Two nights ago I decided to make some dip for the super bowl. I got the recipe from a woman who I worked with in college,
and while it is easily the unhealthiest concoction imaginable I was pining
hard to eat it. The dish requires several bricks of Velveeta cheese, some Bob Evans
Italian Sausage, a can of cream of mushroom soup, and a jar of salsa. After
browning the sausage the ingredients are put into a Crockpot as the onlookers
are forced to wait as the room fills with the smell of artificial goodness.
The
dip turned out to be as good as I remember it, but some simple science caused
the clean up to be a bit more difficult than I could’ve imagined. Taking a
Crockpot from a cold plug and heating it up too quickly led to a bottoming out
of the removable pot. It literally cracked in a perfectly symmetrical circle
where the bottom of the pot was hung an inch above the heat source. This caused
a sticky gooey mess that sealed the broken bottom in a burnt cheesy mixture
that resembled the aftermath of a bout of food poisoning than a dip that was
just eaten.
My
immediate reaction was to throw it away, but then I thought how ridiculous that
sounded. Why in the world would I throw away a Crockpot just because a
replaceable part broke? Surely I would be able to fix it with minimal effort? I
was actually upset that my thought process immediately went towards
replacement, a more expensive but easier option, than trying to use a little
ingenuity to fix it. After all, those types of problems happened every day in
Paraguay.
Then I started to realize that maybe my initial reaction was the only option. I was disturbed at the thought that maybe trying to figure out the name of the part of the specific brand and model of the Crockpot, finding a place that sold the part in a retail store or online, paying for it and waiting for the order to be filled would probably cost more than buying a new one. I reluctantly threw it away, and am not proud to say that the action bothered me all day.
Yesterday, my mom and I went to replace it. I agreed to pay for it because I broke it and
thought that the cost would have to be higher then when we bought the original.
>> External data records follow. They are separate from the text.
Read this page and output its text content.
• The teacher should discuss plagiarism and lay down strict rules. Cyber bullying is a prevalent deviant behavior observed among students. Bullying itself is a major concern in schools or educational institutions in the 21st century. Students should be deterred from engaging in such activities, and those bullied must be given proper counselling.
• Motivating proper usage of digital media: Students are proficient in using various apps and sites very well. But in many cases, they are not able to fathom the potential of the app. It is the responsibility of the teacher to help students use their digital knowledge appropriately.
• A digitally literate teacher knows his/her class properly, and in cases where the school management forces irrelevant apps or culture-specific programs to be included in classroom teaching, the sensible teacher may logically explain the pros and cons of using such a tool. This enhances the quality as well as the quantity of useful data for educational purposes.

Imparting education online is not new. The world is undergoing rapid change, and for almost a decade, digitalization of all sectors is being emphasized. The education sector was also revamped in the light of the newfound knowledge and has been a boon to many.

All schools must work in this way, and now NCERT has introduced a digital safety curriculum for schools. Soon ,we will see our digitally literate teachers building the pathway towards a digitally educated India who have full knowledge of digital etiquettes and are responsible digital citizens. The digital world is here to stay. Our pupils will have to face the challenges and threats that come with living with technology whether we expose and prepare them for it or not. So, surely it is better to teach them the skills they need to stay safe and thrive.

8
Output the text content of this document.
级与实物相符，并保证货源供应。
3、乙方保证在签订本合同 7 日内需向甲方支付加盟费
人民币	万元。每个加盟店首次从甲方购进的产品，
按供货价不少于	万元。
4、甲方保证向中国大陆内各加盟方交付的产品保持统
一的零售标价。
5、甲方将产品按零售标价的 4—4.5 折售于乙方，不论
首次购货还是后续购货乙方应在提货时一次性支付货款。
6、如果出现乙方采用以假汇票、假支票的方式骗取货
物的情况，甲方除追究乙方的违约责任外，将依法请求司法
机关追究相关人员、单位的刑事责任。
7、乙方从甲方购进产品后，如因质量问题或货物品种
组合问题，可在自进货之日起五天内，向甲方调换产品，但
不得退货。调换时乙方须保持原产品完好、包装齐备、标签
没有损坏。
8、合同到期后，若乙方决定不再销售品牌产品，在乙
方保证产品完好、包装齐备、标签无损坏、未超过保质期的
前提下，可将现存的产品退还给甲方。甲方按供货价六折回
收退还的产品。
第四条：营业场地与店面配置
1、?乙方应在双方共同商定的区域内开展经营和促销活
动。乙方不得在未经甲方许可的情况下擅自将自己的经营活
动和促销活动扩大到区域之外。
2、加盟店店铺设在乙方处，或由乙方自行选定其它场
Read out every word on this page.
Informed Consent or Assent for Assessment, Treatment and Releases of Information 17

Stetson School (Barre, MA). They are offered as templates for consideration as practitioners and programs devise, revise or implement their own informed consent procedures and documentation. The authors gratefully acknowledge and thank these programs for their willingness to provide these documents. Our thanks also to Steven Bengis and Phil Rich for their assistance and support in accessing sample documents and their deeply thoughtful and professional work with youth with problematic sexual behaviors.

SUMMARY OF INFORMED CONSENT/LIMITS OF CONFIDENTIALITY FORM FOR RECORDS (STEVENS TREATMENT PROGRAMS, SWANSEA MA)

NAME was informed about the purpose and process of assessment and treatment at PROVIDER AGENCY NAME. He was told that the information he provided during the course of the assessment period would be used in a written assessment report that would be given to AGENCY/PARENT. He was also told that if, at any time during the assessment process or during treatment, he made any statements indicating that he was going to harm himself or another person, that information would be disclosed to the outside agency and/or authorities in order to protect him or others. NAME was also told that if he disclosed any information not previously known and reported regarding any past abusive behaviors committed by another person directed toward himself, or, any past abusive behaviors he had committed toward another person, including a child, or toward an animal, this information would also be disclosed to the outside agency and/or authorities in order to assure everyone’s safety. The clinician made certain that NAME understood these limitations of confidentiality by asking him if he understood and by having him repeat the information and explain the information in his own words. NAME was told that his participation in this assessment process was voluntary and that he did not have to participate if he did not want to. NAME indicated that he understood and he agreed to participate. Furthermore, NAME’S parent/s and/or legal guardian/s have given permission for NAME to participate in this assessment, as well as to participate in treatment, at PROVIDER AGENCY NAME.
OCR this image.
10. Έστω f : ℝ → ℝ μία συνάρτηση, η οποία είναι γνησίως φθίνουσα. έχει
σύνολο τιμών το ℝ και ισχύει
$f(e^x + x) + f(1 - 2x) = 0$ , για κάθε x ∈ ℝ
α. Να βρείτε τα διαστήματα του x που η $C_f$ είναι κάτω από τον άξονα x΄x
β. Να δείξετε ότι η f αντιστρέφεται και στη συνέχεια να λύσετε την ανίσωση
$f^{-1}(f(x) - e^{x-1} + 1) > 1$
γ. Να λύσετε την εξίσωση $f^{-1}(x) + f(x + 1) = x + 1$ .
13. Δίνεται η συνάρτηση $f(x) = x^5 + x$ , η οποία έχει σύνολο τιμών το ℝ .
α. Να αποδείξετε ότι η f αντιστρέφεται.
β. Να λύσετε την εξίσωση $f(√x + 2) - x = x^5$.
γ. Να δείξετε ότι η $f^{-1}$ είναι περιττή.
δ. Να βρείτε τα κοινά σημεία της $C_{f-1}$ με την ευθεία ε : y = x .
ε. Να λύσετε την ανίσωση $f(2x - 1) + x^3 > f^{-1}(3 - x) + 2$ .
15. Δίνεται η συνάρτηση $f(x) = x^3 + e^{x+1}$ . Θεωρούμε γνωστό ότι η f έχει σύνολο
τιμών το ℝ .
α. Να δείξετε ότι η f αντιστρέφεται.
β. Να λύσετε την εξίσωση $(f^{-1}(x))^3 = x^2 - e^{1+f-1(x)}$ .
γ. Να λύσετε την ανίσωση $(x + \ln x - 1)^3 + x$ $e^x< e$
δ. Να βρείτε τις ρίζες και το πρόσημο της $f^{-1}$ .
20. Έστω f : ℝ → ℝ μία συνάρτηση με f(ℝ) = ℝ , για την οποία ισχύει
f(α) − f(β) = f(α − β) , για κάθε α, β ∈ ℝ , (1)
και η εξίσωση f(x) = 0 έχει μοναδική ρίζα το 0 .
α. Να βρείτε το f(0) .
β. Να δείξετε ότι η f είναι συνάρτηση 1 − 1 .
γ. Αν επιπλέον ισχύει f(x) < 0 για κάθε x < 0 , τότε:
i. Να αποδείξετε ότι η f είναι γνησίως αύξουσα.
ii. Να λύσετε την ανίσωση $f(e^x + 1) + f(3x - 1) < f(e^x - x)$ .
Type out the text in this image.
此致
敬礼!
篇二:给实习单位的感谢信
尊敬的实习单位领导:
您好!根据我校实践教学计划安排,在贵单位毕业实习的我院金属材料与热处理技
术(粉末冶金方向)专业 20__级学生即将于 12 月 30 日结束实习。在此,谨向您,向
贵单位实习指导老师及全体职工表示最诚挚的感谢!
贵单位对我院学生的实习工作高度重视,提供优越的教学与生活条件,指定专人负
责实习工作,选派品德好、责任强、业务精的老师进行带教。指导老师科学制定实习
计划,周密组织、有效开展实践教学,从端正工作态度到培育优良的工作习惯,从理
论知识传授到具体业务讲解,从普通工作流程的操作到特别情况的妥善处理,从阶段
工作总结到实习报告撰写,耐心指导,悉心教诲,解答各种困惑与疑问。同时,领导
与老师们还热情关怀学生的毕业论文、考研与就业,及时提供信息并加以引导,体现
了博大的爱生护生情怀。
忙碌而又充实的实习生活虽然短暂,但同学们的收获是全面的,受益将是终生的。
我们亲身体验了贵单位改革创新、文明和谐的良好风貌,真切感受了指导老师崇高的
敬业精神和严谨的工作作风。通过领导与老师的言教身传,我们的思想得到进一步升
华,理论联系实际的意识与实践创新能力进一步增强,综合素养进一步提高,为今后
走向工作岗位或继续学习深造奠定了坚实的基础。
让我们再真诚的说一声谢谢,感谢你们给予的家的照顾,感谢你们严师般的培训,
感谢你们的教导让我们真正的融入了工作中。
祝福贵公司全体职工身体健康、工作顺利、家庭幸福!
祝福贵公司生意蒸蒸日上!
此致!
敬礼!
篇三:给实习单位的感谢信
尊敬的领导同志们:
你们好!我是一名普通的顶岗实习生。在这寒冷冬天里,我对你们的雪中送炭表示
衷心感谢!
We went to a department store, and started to browse around. I was shocked by
how many options existed. Some had full digital monitoring system that looked
more like a satellite than a kitchen appliance. Others were so technologically
complicated that the cost tripled the amount that my mom had bought the
original for. After spending about 10-minutes looking through the options an
employee offered to help us find one using their in-store computer registry. To
my absolute amazement we found the exact same Crockpot, with an additional
smaller Crockpot that could be shipped to our house in 5 days for $10 less than
the one my mother had purchased several years earlier!
I
couldn’t believe it. I kept thinking how is this possible? How often do people
buy Crockpots that justifies such a low price? Then I thought, well, I broke
one just because of a sudden 25-degree change in temperature, so this has to
happen all the time. The overall cost of the basic model is still low enough
where the is no room to even carry replacement parts for the thing even though
Crockpot technology hasn’t really changed at all since they were invented in
the 1970s. In fact, as we were leaving my mom said that my grandmother has two
that she has had for decades, and that when I move to my own place that I could
have one of them.
I’m
convinced that all the fancy Crockpots I saw for crazy amounts of money with
all sorts of digital gadgets on them probably aren’t as reliable as the
original models that only had an on and off switch. Despite all the
technological marvels that have occurred since the Crockpot was originally
invented the models seem to be designed to fail within a 5-year period even the
ones with all the bells and whistles. A Crockpot is a nice thing to have, and
my family uses them all the time. What I cannot get over is how something that
is so technically simple can be redesigned to look nicer, with improved
materials, and work worse 40 years after its invention. I just wish I could of
found a way to fix it for the same small effort it took to get a new one.